Infine, se hai già fatto il classico giro della Roma sotterranea e cerchi qualcosa di veramente poco visitato, scopri le Case Romane del Celio, sul Colle Celio vicino a San Clemente — un complesso di case romane la cui conservazione degli affreschi è, francamente, migliore di diversi siti che costano il doppio e attirano dieci volte la folla. Sono disponibili opzioni autoguidate o guidate, gestisce bene i gruppi, e a €8–10 adulti / €6 ridotto è il miglior rapporto qualità-prezzo per affreschi di tutta questa lista.

Scendere Sotto: I Dettagli Pratici
Trasporto: La maggior parte di questi siti si concentra in due aree — il cluster Colosseo/Celio (San Clemente, Domus Aurea, Sotterraneo del Colosseo, Carcere Mamertino, Case Romane del Celio, Palazzo Valentini) è percorribile a piedi in un solo giorno se ti dai un ritmo, tutti serviti dalla fermata metro Colosseo sulla Linea B. Le catacombe sono fuori da questo gruppo sulla Via Appia Antica o sulla Via Salaria e richiedono l'autobus 118, un taxi o la linea turistica Archeobus — non cercare di camminare tra di esse e il centro.
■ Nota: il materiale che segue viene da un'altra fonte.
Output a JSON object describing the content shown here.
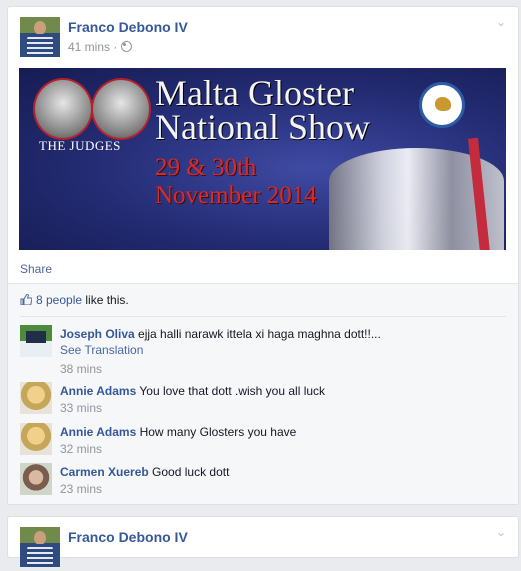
{
  "post": {
    "author": "Franco Debono IV",
    "time": "41 mins",
    "banner": {
      "judges_label": "THE JUDGES",
      "title_line1": "Malta Gloster",
      "title_line2": "National Show",
      "dates_line1": "29 & 30th",
      "dates_line2": "November 2014"
    },
    "share_label": "Share",
    "likes": {
      "count_text": "8 people",
      "suffix": " like this."
    },
    "comments": [
      {
        "name": "Joseph Oliva",
        "text": "ejja halli narawk ittela xi haga maghna dott!!...",
        "translation": "See Translation",
        "time": "38 mins"
      },
      {
        "name": "Annie Adams",
        "text": "You love that dott .wish you all luck",
        "time": "33 mins"
      },
      {
        "name": "Annie Adams",
        "text": "How many Glosters you have",
        "time": "32 mins"
      },
      {
        "name": "Carmen Xuereb",
        "text": "Good luck dott",
        "time": "23 mins"
      }
    ]
  },
  "next_post": {
    "author": "Franco Debono IV"
  },
  "colors": {
    "link": "#365899",
    "muted": "#90949c",
    "page_bg": "#e9ebee"
  }
}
Prenotazione: Quasi tutto qui è a ingresso con orario prestabilito o solo su visita guidata, ed è la cosa più importante da fare bene. Prenota il Sotterraneo del Colosseo e la Domus Aurea con settimane di anticipo, specialmente per i weekend — entrambi limitano rigidamente la dimensione dei gruppi e vanno esauriti. San Clemente, le catacombe e Palazzo Valentini richiedono meno tempo di anticipo ma è comunque meglio prenotare qualche giorno prima in alta stagione (maggio–settembre).
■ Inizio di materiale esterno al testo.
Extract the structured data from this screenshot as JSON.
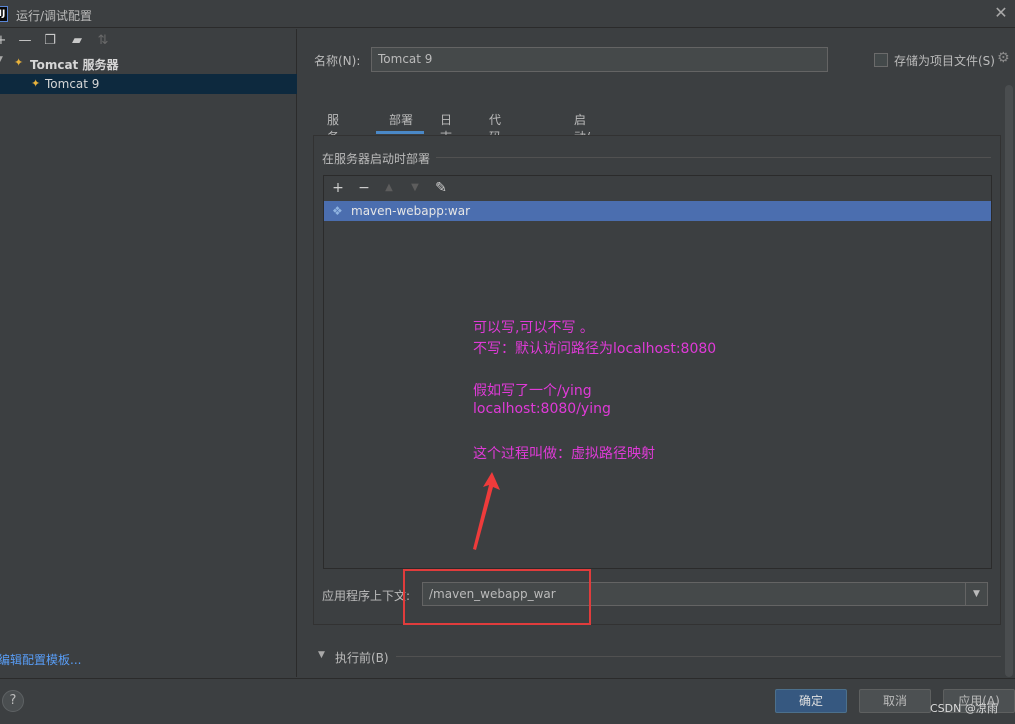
{
  "window": {
    "title": "运行/调试配置",
    "app_icon_label": "IJ"
  },
  "left": {
    "toolbar_icons": [
      "add-icon",
      "remove-icon",
      "copy-icon",
      "folder-icon",
      "sort-icon"
    ],
    "tree_group": "Tomcat 服务器",
    "tree_child": "Tomcat 9",
    "edit_templates": "编辑配置模板..."
  },
  "form": {
    "name_label": "名称(N):",
    "name_value": "Tomcat 9",
    "store_label": "存储为项目文件(S)"
  },
  "tabs": [
    "服务器",
    "部署",
    "日志",
    "代码覆盖率",
    "启动/连接"
  ],
  "active_tab": "部署",
  "deploy": {
    "section_title": "在服务器启动时部署",
    "artifact": "maven-webapp:war",
    "context_label": "应用程序上下文:",
    "context_value": "/maven_webapp_war"
  },
  "annotation": {
    "line1": "可以写,可以不写 。",
    "line2": "不写：默认访问路径为localhost:8080",
    "line3": "假如写了一个/ying",
    "line4": "localhost:8080/ying",
    "line5": "这个过程叫做：虚拟路径映射",
    "color": "#e03ad8"
  },
  "before_launch": "执行前(B)",
  "buttons": {
    "ok": "确定",
    "cancel": "取消",
    "apply": "应用(A)",
    "help": "?"
  },
  "watermark": "CSDN @凉雨"
}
Contanti e carte: Le biglietterie accettano sempre più carte, ma porta con te del contante in piccole taglie, specialmente per il Vicus Caprarius e i siti più piccoli, dove i terminali per carte talvolta si guastano e non c'è un sistema di coda di backup.
Tempistica: I siti sotterranei sono naturalmente freschi, il che li rende un'ottima pausa a metà giornata dal caldo estivo punitivo di Roma — risparmia le passeggiate all'aperto al Foro e Palatino per la mattina presto o le ultime due ore prima del tramonto, e inserisci i siti sepolti nella fascia oraria 13:00–16:00.
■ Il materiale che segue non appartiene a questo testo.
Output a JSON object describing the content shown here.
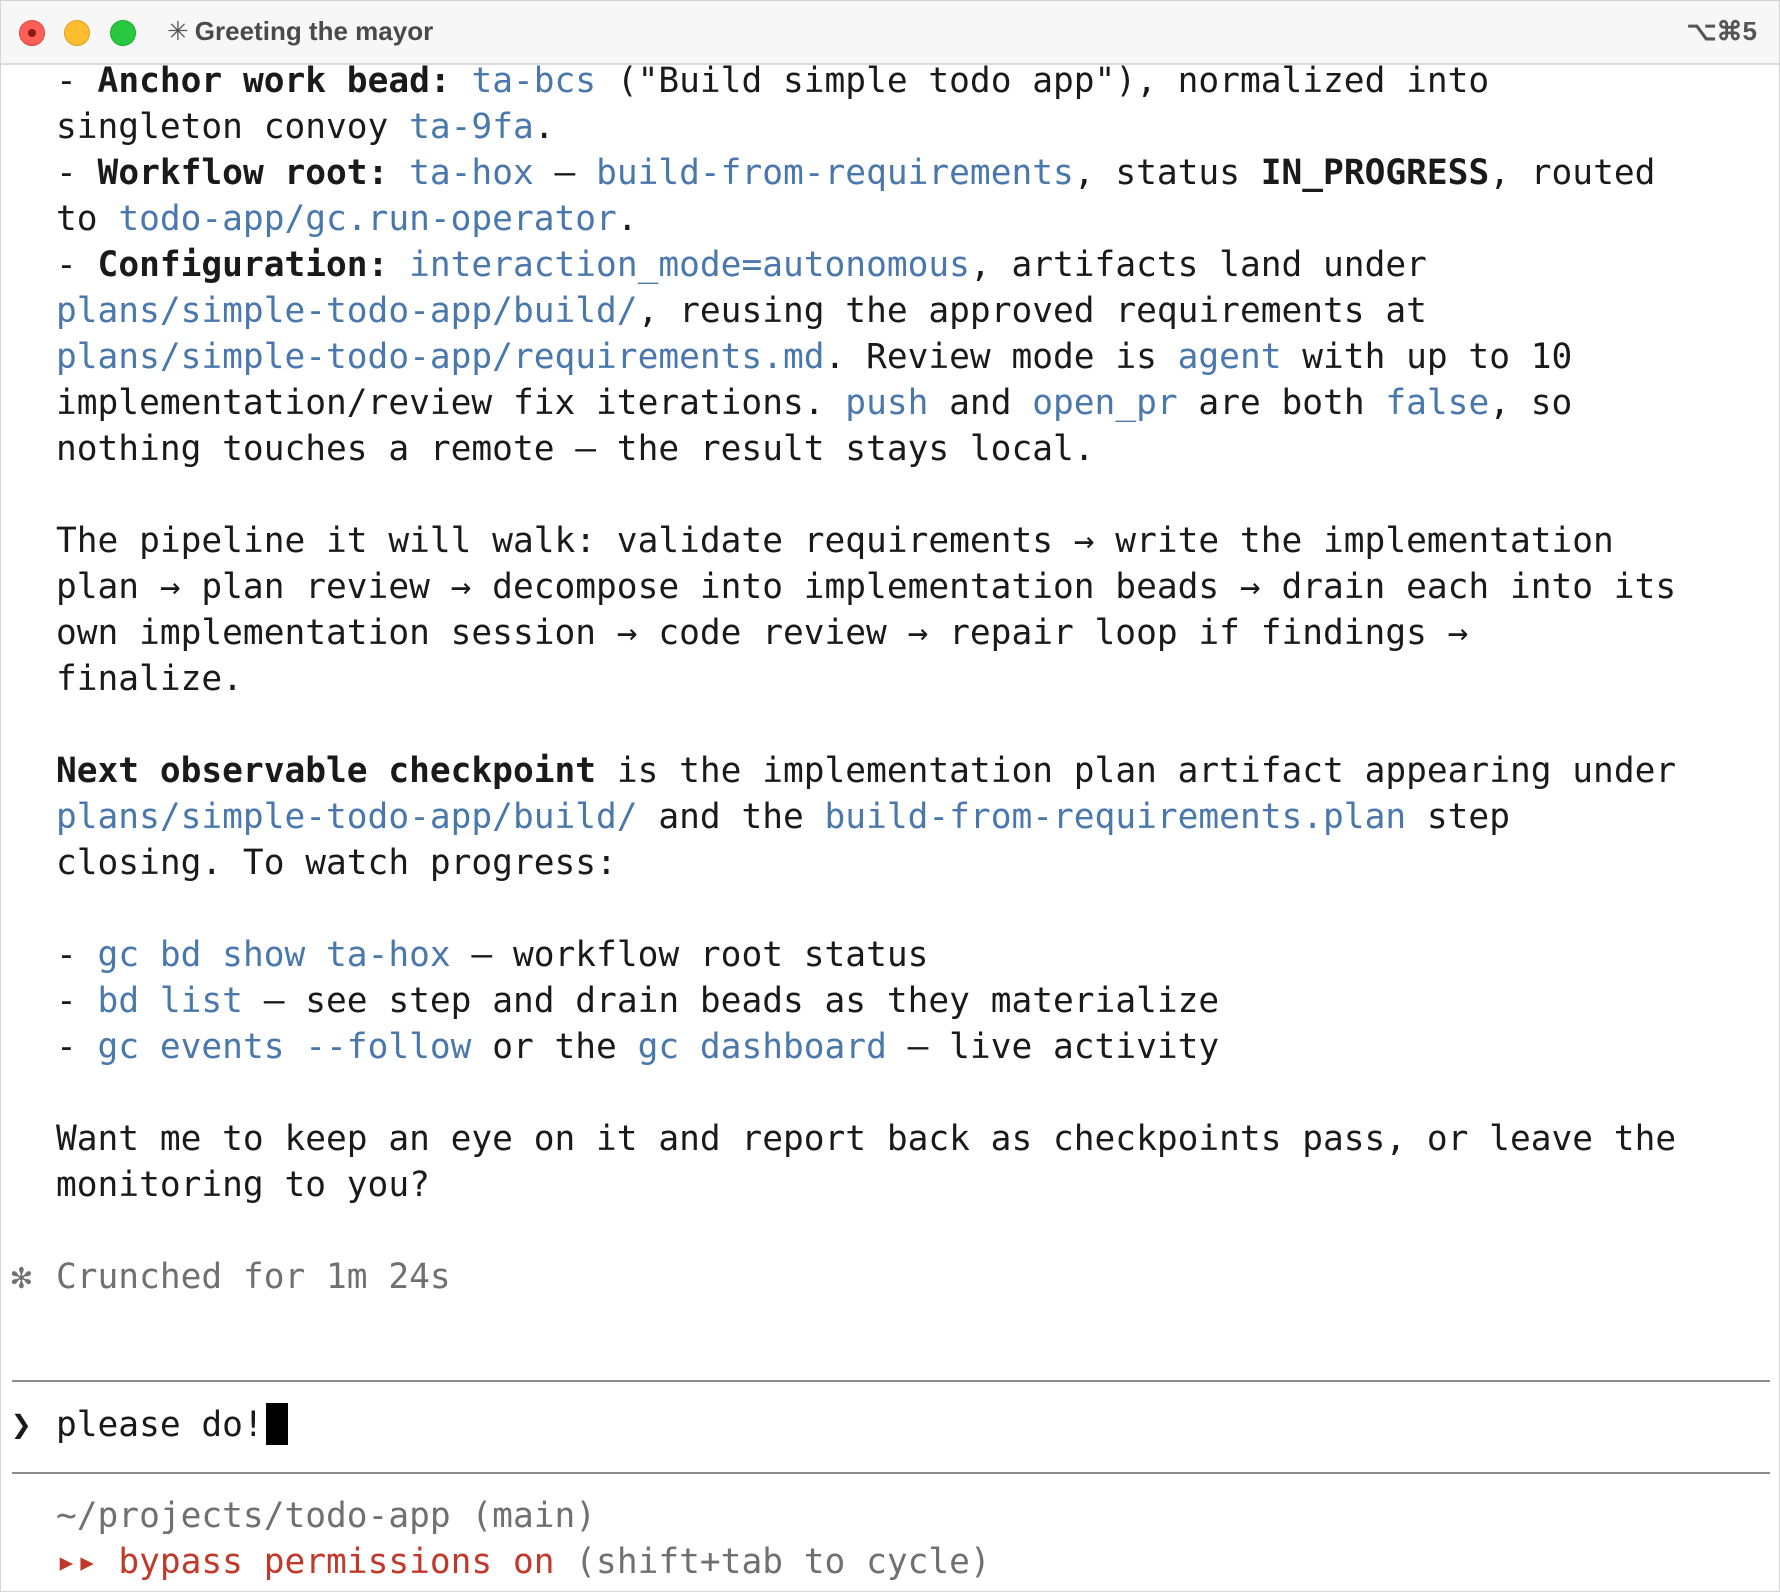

Budget: Una giornata realistica coprendo tre o quattro di questi siti, con trasporto e un pranzo semplice, costa tra €60 e €120 a persona a seconda di quanti extra guidati/VR scegli. Per sapere dove alloggiare per questo tipo di itinerario, vedi la nostra ricerca hotel Roma — i quartieri Celio e Monti ti mettono a pochi passi dalla maggior parte dei siti del cluster Colosseo. Per il resto di ciò che la città offre in superficie, la nostra guida completa Roma copre il resto dell'itinerario.
Niente di tutto questo deve essere fatto di fretta in un'unica giornata estenuante. La Roma sotterranea premia la stessa pazienza delle sue chiese e rovine in superficie — scegli due o tre siti che ti interessano davvero, prenotali perbene, e lascia che gli intervalli tra di essi siano lenti. È allora che la città comincia davvero ad avere senso, a strati, dal basso verso l'alto.